AJI Jember Menyoroti Pemberitaan Kasus Kekerasan Seksual dalam Konteks Tidak Ramah Terhadap Anak dan Berfokus pada Perspektif Korban

by -61 Views
AJI Jember Menyoroti Pemberitaan Kasus Kekerasan Seksual dalam Konteks Tidak Ramah Terhadap Anak dan Berfokus pada Perspektif Korban

Suasana diskusi yang diselenggarakan oleh AJI Jember di salah satu kafe di Kecamatan Sumbersari, Sabtu 28 September 2024. (Foto: Fathur Rozi/Suara Indonesia)

SUARA INDONESIA, JEMBER – Praktik pemberitaan kasus kekerasan seksual di media massa dianggap belum ramah terhadap anak dan belum memiliki perspektif yang baik terhadap korban.

Beberapa berita terkini tentang kasus pemerkosaan siswi SMP di Kabupaten Jember menunjukkan bahwa masih ada media yang menampilkan foto keluarga dekat korban. Hal ini dapat membuat identitas korban menjadi mudah teridentifikasi.

Menurut etika jurnalistik, media massa seharusnya tidak mengungkap identitas korban kejahatan seksual, termasuk pelaku dan korban yang masih di bawah umur.
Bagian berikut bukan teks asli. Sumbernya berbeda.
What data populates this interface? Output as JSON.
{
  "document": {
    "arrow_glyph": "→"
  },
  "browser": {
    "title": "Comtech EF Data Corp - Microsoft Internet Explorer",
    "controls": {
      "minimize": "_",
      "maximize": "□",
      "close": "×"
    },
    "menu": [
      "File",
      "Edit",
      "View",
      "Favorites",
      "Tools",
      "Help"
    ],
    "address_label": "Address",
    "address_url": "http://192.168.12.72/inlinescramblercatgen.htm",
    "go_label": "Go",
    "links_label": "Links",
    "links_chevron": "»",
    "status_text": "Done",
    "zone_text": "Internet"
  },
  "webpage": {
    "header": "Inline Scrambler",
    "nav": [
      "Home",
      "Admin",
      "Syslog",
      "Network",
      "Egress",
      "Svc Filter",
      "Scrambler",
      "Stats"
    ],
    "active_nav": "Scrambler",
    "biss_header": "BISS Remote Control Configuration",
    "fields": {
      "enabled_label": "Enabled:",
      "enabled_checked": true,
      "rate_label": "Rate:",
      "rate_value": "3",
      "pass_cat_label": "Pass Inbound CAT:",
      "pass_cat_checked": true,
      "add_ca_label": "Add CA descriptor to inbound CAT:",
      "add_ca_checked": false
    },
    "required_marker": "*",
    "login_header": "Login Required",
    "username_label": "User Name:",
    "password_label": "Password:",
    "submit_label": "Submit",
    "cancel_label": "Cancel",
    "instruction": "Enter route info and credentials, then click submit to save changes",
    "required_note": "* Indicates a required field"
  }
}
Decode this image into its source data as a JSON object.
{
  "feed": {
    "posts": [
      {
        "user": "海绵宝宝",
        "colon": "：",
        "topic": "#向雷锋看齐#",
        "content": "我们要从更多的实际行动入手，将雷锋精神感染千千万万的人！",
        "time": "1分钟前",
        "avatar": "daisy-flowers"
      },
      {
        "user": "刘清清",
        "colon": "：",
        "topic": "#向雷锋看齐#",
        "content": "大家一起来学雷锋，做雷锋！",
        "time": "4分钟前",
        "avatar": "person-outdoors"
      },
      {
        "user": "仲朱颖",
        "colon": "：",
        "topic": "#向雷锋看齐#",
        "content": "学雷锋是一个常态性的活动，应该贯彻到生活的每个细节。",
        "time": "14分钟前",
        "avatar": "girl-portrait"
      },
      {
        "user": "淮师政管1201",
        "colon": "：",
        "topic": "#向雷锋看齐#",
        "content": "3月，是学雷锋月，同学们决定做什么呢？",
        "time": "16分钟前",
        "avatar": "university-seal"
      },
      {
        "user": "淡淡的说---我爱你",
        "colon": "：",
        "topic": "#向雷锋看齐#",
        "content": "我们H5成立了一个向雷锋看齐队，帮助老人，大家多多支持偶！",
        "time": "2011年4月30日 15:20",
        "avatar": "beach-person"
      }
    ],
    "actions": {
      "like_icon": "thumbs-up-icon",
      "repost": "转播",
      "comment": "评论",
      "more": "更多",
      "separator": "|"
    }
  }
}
Jurnalis juga harus bertindak secara profesional dengan menghormati hak privasi dan pengalaman traumatis korban dalam penyajian berita. Penggunaan inisial nama korban dan merahasiakan informasi seperti nama, alamat, umur, dan hubungan korban dengan pelaku merupakan hal yang harus dilakukan.

Dalam pemberitaan kejahatan seksual, tidak diperbolehkan menggunakan bahasa yang menghakimi atau menyalahkan korban. Penggunaan kata “korban” sebaiknya diganti dengan “penyintas” kecuali korban belum pulih dari peristiwa tersebut.

Dalam konteks pemberitaan kekerasan seksual, perlu mendapatkan persetujuan dari korban atau keluarganya sebelum berita dipublikasikan.

Rosnida Sari dari Majelis Etik dan Peradilan Organisasi (MEPO) AJI Jember menegaskan pentingnya menghormati privasi korban dan menjalankan prinsip-prinsip etika dalam pemberitaan kekerasan seksual.

Artikel ini dipublikasikan oleh Fathur Rozi (Magang) dan diedit oleh Mahrus Sholih.

Untuk berita lainnya, kunjungi SUARA INDONESIA di Google News.


Artikel di atas membahas pentingnya menghormati privasi korban dalam pemberitaan kekerasan seksual. Media massa diingatkan untuk tidak mengungkap identitas korban dan menggunakan bahasa yang menghormati pengalaman traumatis korban. Selain itu, persetujuan korban atau keluarganya juga perlu dijunjung tinggi sebelum pemberitaan dipublikasikan.